Vincent Roques : “Le désengorgement des urgences est un défi qu’il n’est pas simple de résoudre”

Publiée le 22 juin 2023 à 9h30 - par

Désengorger les urgences d'ici fin 2024 comme l'a promis le président de la République le 17 avril 2023, est-ce possible alors que l'hôpital connaît une crise majeure ? Le point avec Vincent Roques, Directeur de cabinet de la Fédération hospitalière de France.
“Le désengorgement des urgences est un défi qu'il n'est pas simple de résoudre”

Quelle est la situation des urgences hospitalières à la veille de cet été ?

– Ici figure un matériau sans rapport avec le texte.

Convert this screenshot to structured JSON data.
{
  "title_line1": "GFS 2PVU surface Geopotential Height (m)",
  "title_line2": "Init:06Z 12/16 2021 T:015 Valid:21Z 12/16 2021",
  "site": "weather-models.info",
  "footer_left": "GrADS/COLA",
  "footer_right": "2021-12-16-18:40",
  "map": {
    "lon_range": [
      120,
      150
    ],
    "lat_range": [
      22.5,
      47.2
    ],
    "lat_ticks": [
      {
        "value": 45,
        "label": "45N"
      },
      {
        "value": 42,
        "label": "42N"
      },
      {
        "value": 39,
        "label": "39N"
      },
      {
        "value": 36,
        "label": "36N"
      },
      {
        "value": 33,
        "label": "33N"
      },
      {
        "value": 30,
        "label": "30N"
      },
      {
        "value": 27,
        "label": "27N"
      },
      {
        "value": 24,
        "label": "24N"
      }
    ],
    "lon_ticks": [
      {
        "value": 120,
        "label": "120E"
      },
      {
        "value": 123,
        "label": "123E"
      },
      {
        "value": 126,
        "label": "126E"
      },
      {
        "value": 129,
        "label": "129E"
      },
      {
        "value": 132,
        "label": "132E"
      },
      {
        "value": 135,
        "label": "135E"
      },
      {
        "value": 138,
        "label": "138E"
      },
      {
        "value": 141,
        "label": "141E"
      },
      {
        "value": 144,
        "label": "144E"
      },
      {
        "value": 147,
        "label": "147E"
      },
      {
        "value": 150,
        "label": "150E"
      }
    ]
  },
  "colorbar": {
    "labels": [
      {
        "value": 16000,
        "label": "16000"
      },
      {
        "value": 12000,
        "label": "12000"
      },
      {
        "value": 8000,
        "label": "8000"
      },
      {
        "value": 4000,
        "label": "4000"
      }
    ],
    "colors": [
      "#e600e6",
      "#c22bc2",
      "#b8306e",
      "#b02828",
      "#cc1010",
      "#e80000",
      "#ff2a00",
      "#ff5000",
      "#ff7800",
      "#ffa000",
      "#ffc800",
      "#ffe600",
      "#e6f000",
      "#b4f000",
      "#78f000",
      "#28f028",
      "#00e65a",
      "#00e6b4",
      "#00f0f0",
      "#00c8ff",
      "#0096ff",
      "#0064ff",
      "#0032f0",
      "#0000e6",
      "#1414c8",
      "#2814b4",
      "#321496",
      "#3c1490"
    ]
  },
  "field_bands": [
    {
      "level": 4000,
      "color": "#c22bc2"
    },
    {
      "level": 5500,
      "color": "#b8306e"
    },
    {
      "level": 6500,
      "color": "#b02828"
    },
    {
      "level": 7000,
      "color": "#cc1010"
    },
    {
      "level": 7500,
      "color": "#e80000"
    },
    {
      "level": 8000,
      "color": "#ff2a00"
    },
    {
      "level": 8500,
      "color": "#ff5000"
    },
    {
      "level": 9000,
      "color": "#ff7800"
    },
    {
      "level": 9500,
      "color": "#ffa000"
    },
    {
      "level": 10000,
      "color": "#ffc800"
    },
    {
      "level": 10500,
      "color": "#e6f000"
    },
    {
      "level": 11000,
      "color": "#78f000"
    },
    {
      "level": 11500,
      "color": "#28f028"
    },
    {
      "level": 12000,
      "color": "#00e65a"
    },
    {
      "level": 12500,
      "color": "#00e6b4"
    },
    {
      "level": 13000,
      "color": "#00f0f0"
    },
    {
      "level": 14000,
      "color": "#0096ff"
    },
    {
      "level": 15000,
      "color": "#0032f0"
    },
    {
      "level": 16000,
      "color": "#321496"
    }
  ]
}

Les urgences connaissent des difficultés, qui traduisent le sujet plus large de la gestion des soins non programmés à l’hôpital et en ville. En vingt ans, le nombre de passages aux urgences – 21 millions par an actuellement – a doublé. Or, on estime qu’environ 20 % de ces passages pourraient être évités si les patients avaient pu consulter un professionnel de santé en ville. Le problème des urgences est aussi un symptôme plus large des difficultés des établissements. Un passage aux urgences peut conduire à une hospitalisation et, dans ce cas, il est nécessaire que les services en « aval » aient des lits disponibles. Ce qui n’est pas toujours le cas car les tensions en matière de ressources humaines sont très importantes : par exemple, 5 % des postes d’infirmier ne sont pas pourvus. Les établissements sont obligés de fermer des lits ponctuellement. En fait, parler des difficultés des urgences, c’est parler des parcours au sein l’hôpital public et dans toute la chaîne que forme le système de santé.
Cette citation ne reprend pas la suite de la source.